Data transfer list

Data transfer lists describe a work block's input and output data. You can choose to generate the data transfer lists for each task's work blocks' input and output data on either the host or the accelerator.

For many applications, the input data for a single compute kernel cannot be stored contiguously in the host memory. For example, in the case of a multi-dimensional matrix, the matrix is usually partitioned into smaller sub-matrices for the accelerators to process.

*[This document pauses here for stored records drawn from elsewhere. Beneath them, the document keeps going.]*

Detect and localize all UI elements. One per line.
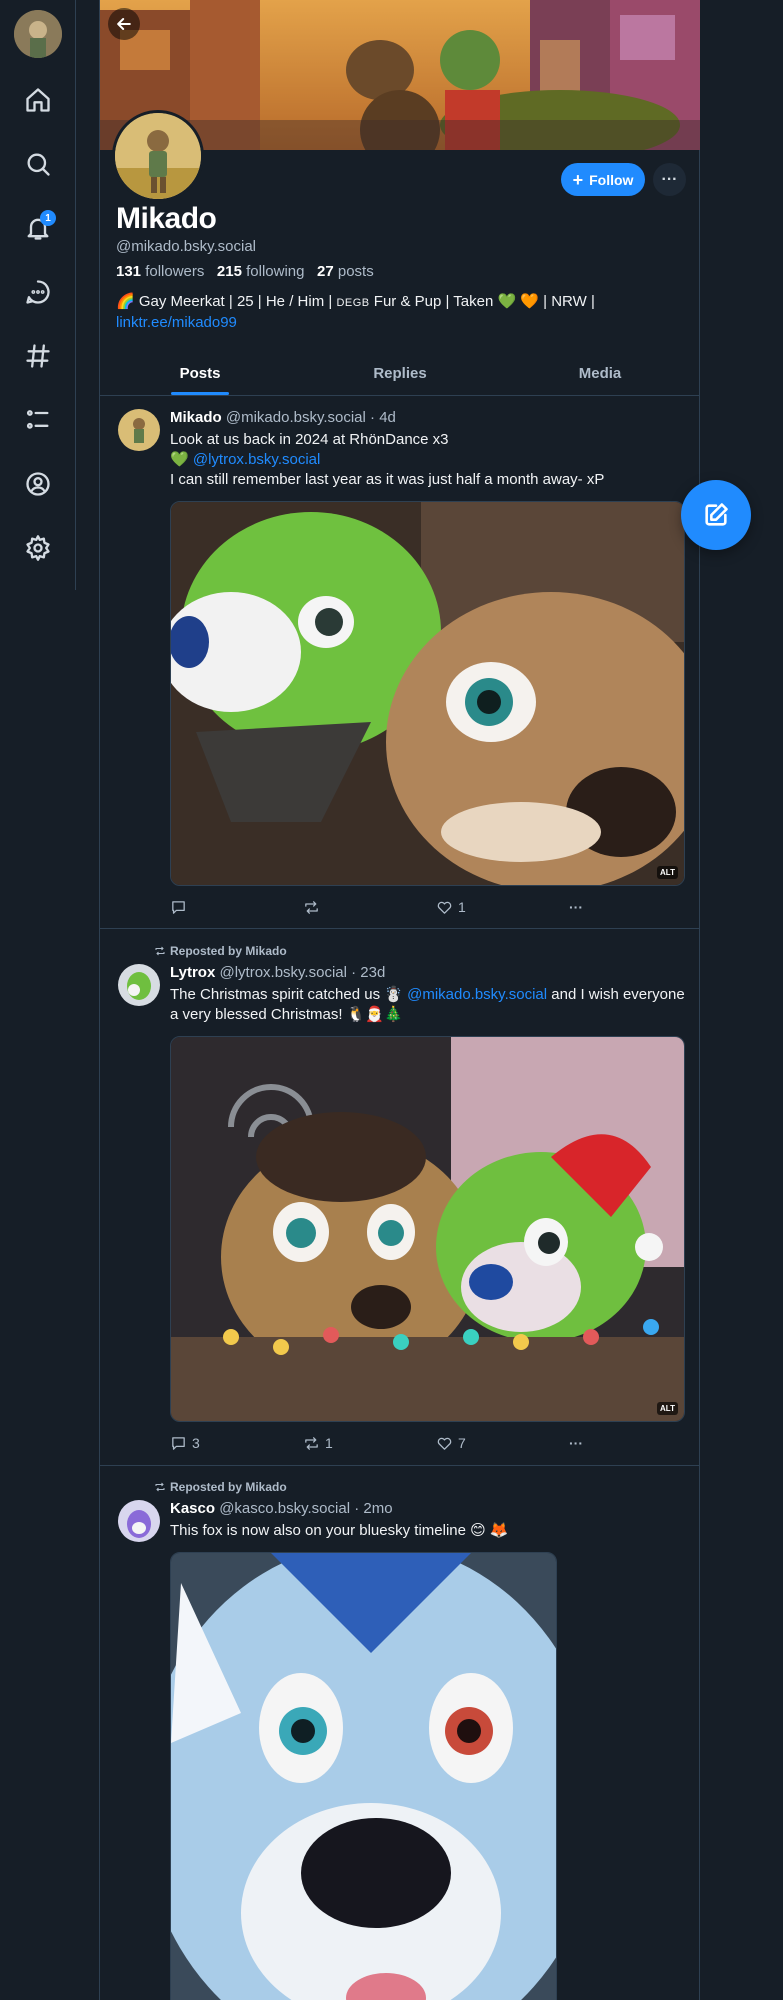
mention-link[interactable]: @mikado.bsky.social (407, 986, 547, 1003)
notifications-icon[interactable]: 1 (18, 208, 58, 248)
settings-icon[interactable] (18, 528, 58, 568)
post-time[interactable]: · 4d (370, 409, 396, 426)
like-button[interactable]: 1 (436, 899, 569, 916)
followers-stat[interactable]: 131 followers (116, 263, 204, 280)
hashtag-icon[interactable] (18, 336, 58, 376)
post-item[interactable]: Mikado @mikado.bsky.social · 4d Look at … (100, 397, 700, 929)
post-author-avatar[interactable] (118, 964, 160, 1006)
lists-icon[interactable] (18, 400, 58, 440)
post-image[interactable]: ALT (170, 1036, 685, 1422)
post-header: Mikado @mikado.bsky.social · 4d (170, 409, 396, 426)
back-button[interactable] (108, 8, 140, 40)
reply-button[interactable]: 3 (170, 1435, 303, 1452)
post-item[interactable]: Reposted by Mikado Kasco @kasco.bsky.soc… (100, 1466, 700, 2000)
post-author-avatar[interactable] (118, 409, 160, 451)
follow-label: Follow (589, 171, 634, 188)
alt-badge[interactable]: ALT (657, 866, 678, 879)
post-header: Lytrox @lytrox.bsky.social · 23d (170, 964, 385, 981)
main-column: + Follow ··· Mikado @mikado.bsky.social … (99, 0, 700, 2000)
post-author-handle[interactable]: @mikado.bsky.social (226, 409, 366, 426)
post-author-name[interactable]: Lytrox (170, 964, 215, 981)
like-button[interactable]: 7 (436, 1435, 569, 1452)
left-nav: 1 (0, 0, 76, 590)
profile-bio: 🌈 Gay Meerkat | 25 | He / Him | DEGB Fur… (116, 293, 595, 331)
repost-icon (155, 1482, 165, 1492)
plus-icon: + (572, 169, 584, 190)
follow-button[interactable]: + Follow (561, 163, 645, 196)
reply-button[interactable] (170, 899, 303, 916)
posts-stat: 27 posts (317, 263, 374, 280)
display-name: Mikado (116, 202, 217, 235)
profile-handle: @mikado.bsky.social (116, 238, 256, 255)
following-stat[interactable]: 215 following (217, 263, 305, 280)
tab-replies[interactable]: Replies (300, 352, 500, 395)
post-more-button[interactable]: ··· (569, 899, 583, 915)
post-time[interactable]: · 23d (351, 964, 385, 981)
post-text: The Christmas spirit catched us ☃️ @mika… (170, 986, 685, 1023)
post-author-name[interactable]: Kasco (170, 1500, 215, 1517)
more-options-button[interactable]: ··· (653, 163, 686, 196)
post-more-button[interactable]: ··· (569, 1435, 583, 1451)
chat-icon[interactable] (18, 272, 58, 312)
heart-icon (437, 1437, 452, 1450)
post-item[interactable]: Reposted by Mikado Lytrox @lytrox.bsky.s… (100, 930, 700, 1466)
post-author-handle[interactable]: @kasco.bsky.social (219, 1500, 350, 1517)
repost-button[interactable]: 1 (303, 1435, 436, 1452)
post-text: This fox is now also on your bluesky tim… (170, 1522, 509, 1539)
profile-stats: 131 followers 215 following 27 posts (116, 263, 374, 280)
post-text: Look at us back in 2024 at RhönDance x3 … (170, 431, 605, 488)
post-actions: 1 ··· (170, 897, 590, 917)
tab-media[interactable]: Media (500, 352, 700, 395)
reply-icon (172, 900, 185, 914)
reply-icon (172, 1436, 185, 1450)
arrow-left-icon (117, 18, 131, 30)
alt-badge[interactable]: ALT (657, 1402, 678, 1415)
repost-indicator[interactable]: Reposted by Mikado (154, 944, 287, 958)
post-image[interactable]: ALT (170, 501, 685, 886)
profile-icon[interactable] (18, 464, 58, 504)
ellipsis-icon: ··· (661, 170, 678, 188)
post-header: Kasco @kasco.bsky.social · 2mo (170, 1500, 393, 1517)
tab-posts[interactable]: Posts (100, 352, 300, 395)
current-user-avatar[interactable] (14, 10, 62, 58)
post-author-handle[interactable]: @lytrox.bsky.social (219, 964, 346, 981)
heart-icon (437, 901, 452, 914)
ellipsis-icon: ··· (569, 1435, 583, 1451)
repost-icon (305, 1436, 318, 1450)
repost-icon (155, 946, 165, 956)
repost-button[interactable] (303, 899, 436, 916)
compose-button[interactable] (681, 480, 751, 550)
notifications-badge: 1 (40, 210, 56, 226)
search-icon[interactable] (18, 144, 58, 184)
mention-link[interactable]: @lytrox.bsky.social (193, 451, 320, 468)
post-time[interactable]: · 2mo (354, 1500, 392, 1517)
profile-tabs: Posts Replies Media (100, 352, 700, 396)
post-author-avatar[interactable] (118, 1500, 160, 1542)
repost-indicator[interactable]: Reposted by Mikado (154, 1480, 287, 1494)
post-author-name[interactable]: Mikado (170, 409, 222, 426)
compose-icon (705, 503, 728, 526)
profile-avatar[interactable] (112, 110, 204, 202)
post-actions: 3 1 7 ··· (170, 1433, 590, 1453)
repost-icon (305, 900, 318, 914)
profile-page: 1 + Follow ··· Mikado @mikado.bsky.socia… (0, 0, 783, 2000)
home-icon[interactable] (18, 80, 58, 120)
post-image[interactable] (170, 1552, 557, 2000)
ellipsis-icon: ··· (569, 899, 583, 915)
bio-link[interactable]: linktr.ee/mikado99 (116, 314, 237, 331)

For many data partitioning schemes, the data of the sub-matrices is scattered to different host memory locations. Accelerator memory is usually limited, and the most efficient way to store the submatrix is contiguously. Data for each row or column of the submatrix is put together in a contiguous buffer. For input data, they are gathered to the local memory of the accelerator from scattered host memory locations. With output data, the above situation is reversed, and the data in the local memory of the accelerator is scattered to different locations in host memory.

The ALF API uses data transfer list to represent the scattered input and output data in the host memory. A data transfer list contains entries that consist of the data size and a pointer to the host memory location of the data. The data in the local memory of the accelerator is always packed and is organized in the order of the entries in the list. For input data, the data transfer list describes a data gathering operation. For output data, the data transfer list describes a scattering operation. See Figure 1 for a diagram of a data transfer list.

Figure 1. Data transfer listThis figure shows how a data transfer list transfers data from accelerator memory to host memory and vice versa

To maximize accelerator performance, ALF employs a static memory allocation model per task execution on the accelerator. This means programmers need to explicitly specify the maximum number of entries a data transfer list in a task can have. This can be set through the alf_task_desc_set_int32 function with the ALF_TASK_DESC_NUM_DTL_ENTRIES function.

For information about data transfer list limitations for Cell BE implementations, see Data transfer list limitations.